Schedule I drugsare illegal in the U.S. because they have high abuse potential, no medical use, and severe safety concerns. Therefore Schedule II drugs (e.g Oxycodone, Morphine, Adderall) are the currently the highest class of controlled substances on the U.S. pharmaceutical market.

On Friday August 22. 2014, the Drug Enforcement Agency (DEA) announced that all hydrocodone-containing products will move from Schedule III to Schedule II.  The new rule becomes effective on October 6, 2014; about 42 days from today, and according to the DEA, the objective of this ‘up-scheduling’ is to reduce the recreational use of the drugs, while still ensuring that chronic/severe pain patients still have reasonable access to the amount of drug needed to control their pain and suffering. 

This issue has been deliberated on for over 10 years, and its proponents have argued that it will help prevent these highly addictive pain killers from getting into the wrong hands and devastating families and communities. Opponents on the other hand, have expressed concerns that practitioners will now be less likely to prescribe hydrocodone products, and start prescribing less effective drugs. Chronic pain patients also worry about costs and what it will mean for their pocketbooks, considering they may have to make more visits to the doctor per year.

It is important to note that Hydrocodone is currently the most prescribed drug in the United States. Therefore, if you are a patient currently taking a hydrocodone product, here are some things you need to know about the change:

  • This new rule puts Lortab, Vicodin etc in the same drug class as Morphine or Oxycodone, therefore your doctor will no longer be able to send a fax or call in these prescriptions over the phone. You will need to bring in a written/hard copy prescription.
  • ONLY in an emergency, your doctor CAN phone in a 72-hour prescription for a Schedule II drug and then follow up with a written prescription for it.
  • Your doctor will no longer be able to put multiple refills on your hydrocodone prescription
  • However even without refills, you may still not have to go to your doctor every month. Your doctor can write a series of prescriptions that are dated on the same day, but with a “do not fill date until a xx-xx-2014 future date” written on it.
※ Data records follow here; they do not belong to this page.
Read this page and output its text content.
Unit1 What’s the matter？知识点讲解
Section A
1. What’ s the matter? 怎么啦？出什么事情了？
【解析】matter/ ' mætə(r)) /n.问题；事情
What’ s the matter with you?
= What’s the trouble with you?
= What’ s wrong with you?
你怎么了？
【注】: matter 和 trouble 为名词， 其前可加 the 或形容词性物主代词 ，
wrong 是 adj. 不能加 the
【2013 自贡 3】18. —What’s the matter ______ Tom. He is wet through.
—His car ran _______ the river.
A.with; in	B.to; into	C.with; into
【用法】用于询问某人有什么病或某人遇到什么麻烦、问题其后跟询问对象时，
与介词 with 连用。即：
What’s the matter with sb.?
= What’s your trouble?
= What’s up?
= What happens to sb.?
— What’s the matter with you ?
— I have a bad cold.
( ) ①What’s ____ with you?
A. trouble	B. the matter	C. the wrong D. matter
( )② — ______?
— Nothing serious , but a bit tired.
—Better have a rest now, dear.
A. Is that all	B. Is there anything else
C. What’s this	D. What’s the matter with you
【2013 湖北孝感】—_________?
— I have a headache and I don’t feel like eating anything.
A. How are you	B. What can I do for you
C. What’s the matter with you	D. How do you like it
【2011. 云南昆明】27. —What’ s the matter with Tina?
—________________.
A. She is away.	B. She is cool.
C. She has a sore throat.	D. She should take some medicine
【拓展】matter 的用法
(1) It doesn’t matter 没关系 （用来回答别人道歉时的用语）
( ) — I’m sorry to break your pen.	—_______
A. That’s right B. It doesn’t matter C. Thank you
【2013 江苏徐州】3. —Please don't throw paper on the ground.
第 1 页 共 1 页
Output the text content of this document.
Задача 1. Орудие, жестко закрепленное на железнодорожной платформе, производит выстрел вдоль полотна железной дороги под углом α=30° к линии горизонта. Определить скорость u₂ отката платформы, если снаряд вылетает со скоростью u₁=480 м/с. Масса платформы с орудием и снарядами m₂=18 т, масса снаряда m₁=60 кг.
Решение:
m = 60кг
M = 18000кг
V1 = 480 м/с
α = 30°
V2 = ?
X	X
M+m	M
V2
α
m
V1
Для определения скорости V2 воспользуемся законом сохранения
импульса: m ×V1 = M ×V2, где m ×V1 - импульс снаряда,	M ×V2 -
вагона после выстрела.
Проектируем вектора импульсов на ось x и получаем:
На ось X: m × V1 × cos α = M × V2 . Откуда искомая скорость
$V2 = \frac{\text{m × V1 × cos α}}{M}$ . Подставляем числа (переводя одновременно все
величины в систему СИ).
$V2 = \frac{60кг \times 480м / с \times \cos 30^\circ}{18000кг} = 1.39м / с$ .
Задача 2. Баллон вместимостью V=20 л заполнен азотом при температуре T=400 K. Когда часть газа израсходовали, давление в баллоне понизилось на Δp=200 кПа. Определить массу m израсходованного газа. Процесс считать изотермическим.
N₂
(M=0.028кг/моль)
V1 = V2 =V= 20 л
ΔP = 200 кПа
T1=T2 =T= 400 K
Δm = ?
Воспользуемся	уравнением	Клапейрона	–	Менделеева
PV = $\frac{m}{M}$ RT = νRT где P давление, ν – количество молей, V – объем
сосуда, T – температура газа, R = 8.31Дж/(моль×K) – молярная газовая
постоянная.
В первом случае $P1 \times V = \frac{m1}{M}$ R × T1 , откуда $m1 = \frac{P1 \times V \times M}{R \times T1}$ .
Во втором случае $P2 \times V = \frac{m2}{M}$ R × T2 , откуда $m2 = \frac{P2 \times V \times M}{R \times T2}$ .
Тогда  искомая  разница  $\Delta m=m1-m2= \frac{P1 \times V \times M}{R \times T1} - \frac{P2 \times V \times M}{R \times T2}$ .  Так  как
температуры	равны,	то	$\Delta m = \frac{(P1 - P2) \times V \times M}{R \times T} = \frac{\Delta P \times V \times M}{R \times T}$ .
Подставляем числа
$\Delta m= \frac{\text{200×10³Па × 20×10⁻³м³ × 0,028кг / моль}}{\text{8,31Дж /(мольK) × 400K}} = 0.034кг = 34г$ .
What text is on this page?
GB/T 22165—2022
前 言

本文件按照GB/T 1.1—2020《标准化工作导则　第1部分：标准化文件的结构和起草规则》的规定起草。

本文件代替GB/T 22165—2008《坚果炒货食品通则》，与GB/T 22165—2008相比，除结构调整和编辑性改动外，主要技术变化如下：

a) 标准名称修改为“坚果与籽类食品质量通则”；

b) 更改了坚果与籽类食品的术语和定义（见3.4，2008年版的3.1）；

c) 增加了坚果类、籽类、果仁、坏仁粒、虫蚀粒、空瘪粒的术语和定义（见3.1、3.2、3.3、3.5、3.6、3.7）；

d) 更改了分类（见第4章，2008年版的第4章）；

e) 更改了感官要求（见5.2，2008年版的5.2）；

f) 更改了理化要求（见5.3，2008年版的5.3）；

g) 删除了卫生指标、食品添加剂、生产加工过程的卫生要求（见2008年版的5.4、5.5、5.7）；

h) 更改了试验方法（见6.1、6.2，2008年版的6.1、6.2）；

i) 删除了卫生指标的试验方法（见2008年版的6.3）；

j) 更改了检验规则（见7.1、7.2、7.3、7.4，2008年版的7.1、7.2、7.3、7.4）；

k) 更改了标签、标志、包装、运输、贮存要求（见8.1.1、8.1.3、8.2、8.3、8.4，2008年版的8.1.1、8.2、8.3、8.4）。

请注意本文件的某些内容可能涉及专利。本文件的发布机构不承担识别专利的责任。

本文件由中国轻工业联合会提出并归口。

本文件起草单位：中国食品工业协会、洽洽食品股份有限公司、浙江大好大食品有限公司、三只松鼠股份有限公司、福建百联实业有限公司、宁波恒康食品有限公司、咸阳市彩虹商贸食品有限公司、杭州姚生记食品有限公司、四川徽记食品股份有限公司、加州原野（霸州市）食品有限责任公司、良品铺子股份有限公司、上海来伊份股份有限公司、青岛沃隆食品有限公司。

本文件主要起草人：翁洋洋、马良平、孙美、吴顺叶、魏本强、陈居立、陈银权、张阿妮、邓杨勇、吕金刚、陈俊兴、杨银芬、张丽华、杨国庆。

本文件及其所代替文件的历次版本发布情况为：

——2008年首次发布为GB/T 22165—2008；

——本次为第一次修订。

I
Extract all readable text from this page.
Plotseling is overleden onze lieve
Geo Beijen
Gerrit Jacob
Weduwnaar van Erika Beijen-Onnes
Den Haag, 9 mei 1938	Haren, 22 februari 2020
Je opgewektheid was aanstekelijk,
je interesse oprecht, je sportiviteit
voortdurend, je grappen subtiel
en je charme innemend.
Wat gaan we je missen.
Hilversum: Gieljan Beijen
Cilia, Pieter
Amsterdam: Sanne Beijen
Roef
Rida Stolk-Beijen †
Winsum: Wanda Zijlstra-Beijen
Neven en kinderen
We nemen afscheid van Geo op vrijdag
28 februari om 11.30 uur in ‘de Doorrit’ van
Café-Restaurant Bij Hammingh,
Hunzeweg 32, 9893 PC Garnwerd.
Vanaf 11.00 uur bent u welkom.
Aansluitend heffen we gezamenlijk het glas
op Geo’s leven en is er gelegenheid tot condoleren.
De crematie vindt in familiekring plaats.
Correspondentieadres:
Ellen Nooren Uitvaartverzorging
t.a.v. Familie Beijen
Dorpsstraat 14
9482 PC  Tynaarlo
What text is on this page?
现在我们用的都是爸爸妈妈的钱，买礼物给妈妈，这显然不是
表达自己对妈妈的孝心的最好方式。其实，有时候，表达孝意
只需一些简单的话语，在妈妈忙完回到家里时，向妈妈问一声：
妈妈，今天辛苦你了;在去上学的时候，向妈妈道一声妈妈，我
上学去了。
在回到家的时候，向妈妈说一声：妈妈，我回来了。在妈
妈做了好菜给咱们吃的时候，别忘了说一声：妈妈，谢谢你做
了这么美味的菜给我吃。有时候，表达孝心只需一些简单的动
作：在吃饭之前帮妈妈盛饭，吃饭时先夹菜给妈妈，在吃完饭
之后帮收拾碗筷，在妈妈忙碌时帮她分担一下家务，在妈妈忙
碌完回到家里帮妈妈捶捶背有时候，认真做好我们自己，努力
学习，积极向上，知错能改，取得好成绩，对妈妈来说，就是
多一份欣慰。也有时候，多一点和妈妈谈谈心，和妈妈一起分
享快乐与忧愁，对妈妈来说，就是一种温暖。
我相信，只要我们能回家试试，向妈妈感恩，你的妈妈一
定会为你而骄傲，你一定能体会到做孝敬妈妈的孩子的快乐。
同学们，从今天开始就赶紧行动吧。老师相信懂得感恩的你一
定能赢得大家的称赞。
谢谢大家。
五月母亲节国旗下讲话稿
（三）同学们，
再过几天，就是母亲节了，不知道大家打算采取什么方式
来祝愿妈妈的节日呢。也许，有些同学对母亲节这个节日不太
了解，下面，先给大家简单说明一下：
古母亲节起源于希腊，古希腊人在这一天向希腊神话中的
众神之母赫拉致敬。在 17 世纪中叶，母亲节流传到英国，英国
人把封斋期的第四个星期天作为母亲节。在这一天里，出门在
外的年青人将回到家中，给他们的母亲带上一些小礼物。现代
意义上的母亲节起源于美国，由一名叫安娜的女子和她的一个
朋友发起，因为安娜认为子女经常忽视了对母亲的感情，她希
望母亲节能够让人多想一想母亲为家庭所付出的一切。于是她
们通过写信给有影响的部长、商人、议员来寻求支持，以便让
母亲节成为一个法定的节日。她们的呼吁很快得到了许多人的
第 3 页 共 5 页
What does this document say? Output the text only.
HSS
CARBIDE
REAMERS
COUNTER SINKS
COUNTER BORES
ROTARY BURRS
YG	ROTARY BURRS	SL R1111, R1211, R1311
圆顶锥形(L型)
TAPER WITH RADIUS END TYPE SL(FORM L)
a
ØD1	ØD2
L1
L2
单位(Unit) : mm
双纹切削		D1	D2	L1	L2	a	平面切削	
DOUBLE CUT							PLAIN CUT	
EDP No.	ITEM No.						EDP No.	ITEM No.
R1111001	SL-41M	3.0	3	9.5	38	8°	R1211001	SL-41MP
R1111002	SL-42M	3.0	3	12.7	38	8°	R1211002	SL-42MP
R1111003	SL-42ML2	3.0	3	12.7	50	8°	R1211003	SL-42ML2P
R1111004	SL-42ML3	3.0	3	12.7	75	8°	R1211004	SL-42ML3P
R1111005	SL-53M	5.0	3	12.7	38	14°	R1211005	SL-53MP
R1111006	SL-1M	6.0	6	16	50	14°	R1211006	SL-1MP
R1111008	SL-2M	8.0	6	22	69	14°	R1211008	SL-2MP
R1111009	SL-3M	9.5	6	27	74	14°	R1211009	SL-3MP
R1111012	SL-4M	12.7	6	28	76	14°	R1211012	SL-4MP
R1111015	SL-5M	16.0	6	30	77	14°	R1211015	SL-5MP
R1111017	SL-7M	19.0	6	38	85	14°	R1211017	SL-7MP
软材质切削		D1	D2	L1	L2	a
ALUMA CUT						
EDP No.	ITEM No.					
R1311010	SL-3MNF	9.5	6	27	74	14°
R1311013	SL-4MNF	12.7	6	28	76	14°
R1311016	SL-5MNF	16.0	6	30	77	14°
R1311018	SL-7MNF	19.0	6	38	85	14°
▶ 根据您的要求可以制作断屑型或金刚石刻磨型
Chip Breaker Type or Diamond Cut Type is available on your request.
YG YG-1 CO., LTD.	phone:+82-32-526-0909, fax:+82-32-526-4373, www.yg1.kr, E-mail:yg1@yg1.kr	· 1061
While It is not a refill, he can write up to three prescriptions like this on the same day, covering you for a maximum of a 90-day supply.
  • Cough suppressants containing hydrocodone such as Hycodan, PennKinetic, Mycodone, Tussigon and Tussionex will also be affected.
  • At this time, Codeine is the only pain-reliever left in Schedule III, and is therefore the only pain reliever that can still be called or faxed in.
  • These changes do not take effect till October 6, 2014.
  • If you are a chronic pain patient, talk to your pharmacist or doctor about how this change may affect you personally.

What are your thoughts about this schedule change? Do you think it will benefit or hurt the patient/consumer? How about its effect on Health Care Professionals?